Greece's banking system, still in the clutches of capital controls, is facing fresh headwinds.
On Monday, credit rating agency Moody's slapped a negative label on Greek banks after a drop in deposits for a second straight in January due to growing uncertainty amid Greece's deadlock with creditors.
The resumption of talks between the Greek government and lenders - euro zone counties and the International Monetary Fund - last week has created hopes that a deal could be soon in a development that would provide a boost to banks, said Moody's.
Some 40 billion euros of Greek bank deposits fled the system in 2015 when Greece nearly went bankrupt and flying out of the euro, leaving lenders heavily reliant on more emergency liquidity provided by the Greek central bank. The return of this money is vital for the banks to secure their long term financing ability, added Moody's.
An increase in the reliance of emergency liquidity to offset falling deposits would increase financing costs and reduce their profitability, harming confidence and could keep capital controls in place for longer, it added.
After being recapitalised three times in recent years, it has been a tough start to the year for Greek banks.
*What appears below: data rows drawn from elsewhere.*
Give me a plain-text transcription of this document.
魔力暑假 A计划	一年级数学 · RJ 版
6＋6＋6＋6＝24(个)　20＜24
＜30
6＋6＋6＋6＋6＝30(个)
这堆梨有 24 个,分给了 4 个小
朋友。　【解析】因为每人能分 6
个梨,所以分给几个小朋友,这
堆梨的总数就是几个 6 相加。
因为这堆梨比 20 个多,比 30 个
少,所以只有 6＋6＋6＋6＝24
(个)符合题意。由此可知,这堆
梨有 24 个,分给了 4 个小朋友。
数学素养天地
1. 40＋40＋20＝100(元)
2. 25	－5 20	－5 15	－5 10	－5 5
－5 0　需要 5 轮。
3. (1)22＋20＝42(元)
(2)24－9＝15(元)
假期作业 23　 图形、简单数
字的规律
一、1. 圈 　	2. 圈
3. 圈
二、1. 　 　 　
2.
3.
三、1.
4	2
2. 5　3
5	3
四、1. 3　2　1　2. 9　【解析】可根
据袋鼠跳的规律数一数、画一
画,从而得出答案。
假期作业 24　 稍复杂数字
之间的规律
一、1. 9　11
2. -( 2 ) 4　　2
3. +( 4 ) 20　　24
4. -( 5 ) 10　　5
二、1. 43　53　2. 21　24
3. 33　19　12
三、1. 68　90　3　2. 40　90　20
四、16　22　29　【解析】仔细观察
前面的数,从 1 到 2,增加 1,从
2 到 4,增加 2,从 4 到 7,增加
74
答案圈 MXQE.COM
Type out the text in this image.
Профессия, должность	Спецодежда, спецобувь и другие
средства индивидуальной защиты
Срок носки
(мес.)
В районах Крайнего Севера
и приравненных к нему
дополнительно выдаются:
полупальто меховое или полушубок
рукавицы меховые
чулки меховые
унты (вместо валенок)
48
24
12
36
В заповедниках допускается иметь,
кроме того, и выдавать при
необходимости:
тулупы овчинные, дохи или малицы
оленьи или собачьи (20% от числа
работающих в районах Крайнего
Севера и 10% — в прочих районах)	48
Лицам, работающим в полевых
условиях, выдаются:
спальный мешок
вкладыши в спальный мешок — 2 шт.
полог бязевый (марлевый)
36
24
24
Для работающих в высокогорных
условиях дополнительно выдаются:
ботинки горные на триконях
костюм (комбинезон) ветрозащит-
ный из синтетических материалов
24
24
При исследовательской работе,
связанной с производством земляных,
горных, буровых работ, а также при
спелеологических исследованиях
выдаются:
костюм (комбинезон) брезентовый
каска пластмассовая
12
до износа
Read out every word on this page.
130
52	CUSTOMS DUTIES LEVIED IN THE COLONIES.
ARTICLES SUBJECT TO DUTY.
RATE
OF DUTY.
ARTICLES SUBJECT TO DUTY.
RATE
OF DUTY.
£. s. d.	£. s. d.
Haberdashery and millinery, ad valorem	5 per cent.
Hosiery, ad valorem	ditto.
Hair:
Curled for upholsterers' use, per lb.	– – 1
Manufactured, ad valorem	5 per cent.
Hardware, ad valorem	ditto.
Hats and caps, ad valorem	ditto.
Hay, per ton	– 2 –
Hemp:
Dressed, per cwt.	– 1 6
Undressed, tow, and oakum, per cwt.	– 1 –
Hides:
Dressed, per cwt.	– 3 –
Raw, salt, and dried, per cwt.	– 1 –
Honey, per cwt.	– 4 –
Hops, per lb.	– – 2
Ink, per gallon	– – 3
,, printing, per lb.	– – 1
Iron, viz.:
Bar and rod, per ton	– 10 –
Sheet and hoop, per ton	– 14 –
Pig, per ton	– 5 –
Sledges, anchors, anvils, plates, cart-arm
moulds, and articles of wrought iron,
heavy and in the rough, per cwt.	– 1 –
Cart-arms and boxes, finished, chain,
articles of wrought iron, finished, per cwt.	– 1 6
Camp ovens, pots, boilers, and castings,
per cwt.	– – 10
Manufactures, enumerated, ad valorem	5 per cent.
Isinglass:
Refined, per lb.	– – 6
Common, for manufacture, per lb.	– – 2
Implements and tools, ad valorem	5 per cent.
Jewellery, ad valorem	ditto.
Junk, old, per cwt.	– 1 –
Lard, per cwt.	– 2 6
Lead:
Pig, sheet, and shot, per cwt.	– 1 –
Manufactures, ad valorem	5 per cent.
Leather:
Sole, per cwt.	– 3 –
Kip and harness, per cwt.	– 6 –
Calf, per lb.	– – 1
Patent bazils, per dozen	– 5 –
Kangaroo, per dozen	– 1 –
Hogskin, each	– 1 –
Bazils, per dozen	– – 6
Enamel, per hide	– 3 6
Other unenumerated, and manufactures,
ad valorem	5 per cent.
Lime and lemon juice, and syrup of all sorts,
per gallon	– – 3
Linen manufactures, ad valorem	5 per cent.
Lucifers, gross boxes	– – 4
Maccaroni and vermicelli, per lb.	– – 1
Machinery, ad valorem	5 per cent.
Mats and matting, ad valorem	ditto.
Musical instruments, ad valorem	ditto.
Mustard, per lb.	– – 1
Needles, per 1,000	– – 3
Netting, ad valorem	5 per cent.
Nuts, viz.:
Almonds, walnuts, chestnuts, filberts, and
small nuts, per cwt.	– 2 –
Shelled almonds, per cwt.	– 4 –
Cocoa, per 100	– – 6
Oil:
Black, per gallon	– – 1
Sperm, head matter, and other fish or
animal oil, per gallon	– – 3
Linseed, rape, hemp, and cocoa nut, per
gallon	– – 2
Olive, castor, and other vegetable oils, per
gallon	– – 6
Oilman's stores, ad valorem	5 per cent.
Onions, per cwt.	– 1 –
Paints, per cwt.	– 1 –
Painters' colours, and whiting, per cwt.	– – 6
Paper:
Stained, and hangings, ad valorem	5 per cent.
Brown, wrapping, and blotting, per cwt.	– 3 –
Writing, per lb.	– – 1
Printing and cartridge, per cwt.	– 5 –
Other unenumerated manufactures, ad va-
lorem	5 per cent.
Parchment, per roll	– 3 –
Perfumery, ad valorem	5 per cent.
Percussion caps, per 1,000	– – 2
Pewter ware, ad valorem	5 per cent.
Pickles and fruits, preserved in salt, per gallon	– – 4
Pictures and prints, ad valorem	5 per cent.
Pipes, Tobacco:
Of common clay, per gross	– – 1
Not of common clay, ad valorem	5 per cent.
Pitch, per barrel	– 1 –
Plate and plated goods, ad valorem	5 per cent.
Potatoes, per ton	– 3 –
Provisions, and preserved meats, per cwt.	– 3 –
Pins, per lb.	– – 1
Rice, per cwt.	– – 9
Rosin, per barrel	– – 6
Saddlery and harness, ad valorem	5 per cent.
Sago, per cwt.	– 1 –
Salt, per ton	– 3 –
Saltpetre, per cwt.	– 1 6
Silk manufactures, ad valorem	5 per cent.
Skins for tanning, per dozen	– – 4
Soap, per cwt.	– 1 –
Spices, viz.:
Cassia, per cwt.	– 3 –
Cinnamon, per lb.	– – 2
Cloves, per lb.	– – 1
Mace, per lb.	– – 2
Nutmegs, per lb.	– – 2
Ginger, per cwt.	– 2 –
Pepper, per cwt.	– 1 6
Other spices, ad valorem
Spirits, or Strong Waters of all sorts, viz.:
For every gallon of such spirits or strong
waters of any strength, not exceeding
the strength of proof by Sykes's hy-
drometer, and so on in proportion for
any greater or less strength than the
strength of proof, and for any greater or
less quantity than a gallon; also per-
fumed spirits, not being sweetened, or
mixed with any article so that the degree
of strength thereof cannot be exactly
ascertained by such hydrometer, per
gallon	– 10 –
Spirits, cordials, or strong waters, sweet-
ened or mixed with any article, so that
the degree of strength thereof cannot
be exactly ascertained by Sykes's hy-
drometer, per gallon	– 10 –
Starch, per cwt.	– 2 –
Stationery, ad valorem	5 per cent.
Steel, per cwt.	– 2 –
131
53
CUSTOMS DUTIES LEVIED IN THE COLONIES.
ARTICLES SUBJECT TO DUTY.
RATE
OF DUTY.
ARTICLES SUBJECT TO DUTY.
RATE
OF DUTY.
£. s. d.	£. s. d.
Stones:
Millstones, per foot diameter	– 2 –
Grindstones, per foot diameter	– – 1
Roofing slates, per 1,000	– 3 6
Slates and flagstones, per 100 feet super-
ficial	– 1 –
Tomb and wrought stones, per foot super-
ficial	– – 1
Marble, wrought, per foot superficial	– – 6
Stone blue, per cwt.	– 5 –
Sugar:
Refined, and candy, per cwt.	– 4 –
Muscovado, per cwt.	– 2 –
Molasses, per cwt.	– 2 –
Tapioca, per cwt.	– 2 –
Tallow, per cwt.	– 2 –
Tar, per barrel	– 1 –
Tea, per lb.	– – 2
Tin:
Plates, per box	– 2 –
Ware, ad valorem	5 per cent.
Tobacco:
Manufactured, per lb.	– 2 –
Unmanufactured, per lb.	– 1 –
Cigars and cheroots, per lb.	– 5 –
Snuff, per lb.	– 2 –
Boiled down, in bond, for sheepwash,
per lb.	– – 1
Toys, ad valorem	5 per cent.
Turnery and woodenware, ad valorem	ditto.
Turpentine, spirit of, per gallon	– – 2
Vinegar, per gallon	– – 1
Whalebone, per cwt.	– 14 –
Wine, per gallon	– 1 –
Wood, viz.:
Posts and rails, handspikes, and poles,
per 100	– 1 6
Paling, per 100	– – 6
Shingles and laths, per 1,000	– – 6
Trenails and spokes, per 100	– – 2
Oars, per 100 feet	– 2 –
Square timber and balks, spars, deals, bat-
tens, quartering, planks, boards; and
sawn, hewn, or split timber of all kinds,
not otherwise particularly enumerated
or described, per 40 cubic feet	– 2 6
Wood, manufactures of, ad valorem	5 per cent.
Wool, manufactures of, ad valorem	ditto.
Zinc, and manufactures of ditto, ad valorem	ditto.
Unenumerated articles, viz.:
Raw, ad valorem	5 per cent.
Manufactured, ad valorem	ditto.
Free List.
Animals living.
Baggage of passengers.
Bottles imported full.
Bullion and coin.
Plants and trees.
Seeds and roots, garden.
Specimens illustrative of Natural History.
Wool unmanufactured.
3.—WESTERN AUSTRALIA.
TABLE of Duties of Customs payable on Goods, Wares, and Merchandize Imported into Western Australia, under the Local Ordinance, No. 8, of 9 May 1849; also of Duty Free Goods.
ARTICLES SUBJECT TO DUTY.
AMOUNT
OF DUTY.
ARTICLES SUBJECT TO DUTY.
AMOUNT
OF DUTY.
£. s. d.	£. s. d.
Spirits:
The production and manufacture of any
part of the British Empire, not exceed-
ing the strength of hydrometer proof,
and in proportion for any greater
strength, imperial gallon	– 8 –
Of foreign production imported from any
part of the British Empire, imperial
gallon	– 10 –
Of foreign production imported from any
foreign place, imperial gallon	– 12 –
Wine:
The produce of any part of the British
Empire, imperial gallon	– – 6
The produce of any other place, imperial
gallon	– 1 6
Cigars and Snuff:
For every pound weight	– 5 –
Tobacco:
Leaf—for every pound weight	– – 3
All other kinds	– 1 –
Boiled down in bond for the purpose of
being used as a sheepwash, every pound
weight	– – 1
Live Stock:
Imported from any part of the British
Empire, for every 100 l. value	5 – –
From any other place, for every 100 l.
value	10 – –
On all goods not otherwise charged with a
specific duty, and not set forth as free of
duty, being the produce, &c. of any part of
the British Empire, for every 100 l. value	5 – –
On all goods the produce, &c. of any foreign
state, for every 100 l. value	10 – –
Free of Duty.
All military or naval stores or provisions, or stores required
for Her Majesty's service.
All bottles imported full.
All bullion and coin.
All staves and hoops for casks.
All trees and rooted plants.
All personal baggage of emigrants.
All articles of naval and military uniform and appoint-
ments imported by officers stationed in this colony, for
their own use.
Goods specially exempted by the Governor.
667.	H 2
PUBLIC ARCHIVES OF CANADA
Non performing loans, the biggest problem faced by the sector, rose again in the first few months of the year after dipping for several quarters in 2016. This is likely to prompt them to up provisions - money set aside - for bad loans in the last quarter of 2016, eating into their meager profits, analysts says. This comes as the legal framework allowing Greek banks to better manage the 110 billion euros on bad loans on their balance sheets further snags, preventing their getting them off their books.
Greece's top four banks are expected to unveil fourth quarter earnings in coming weeks.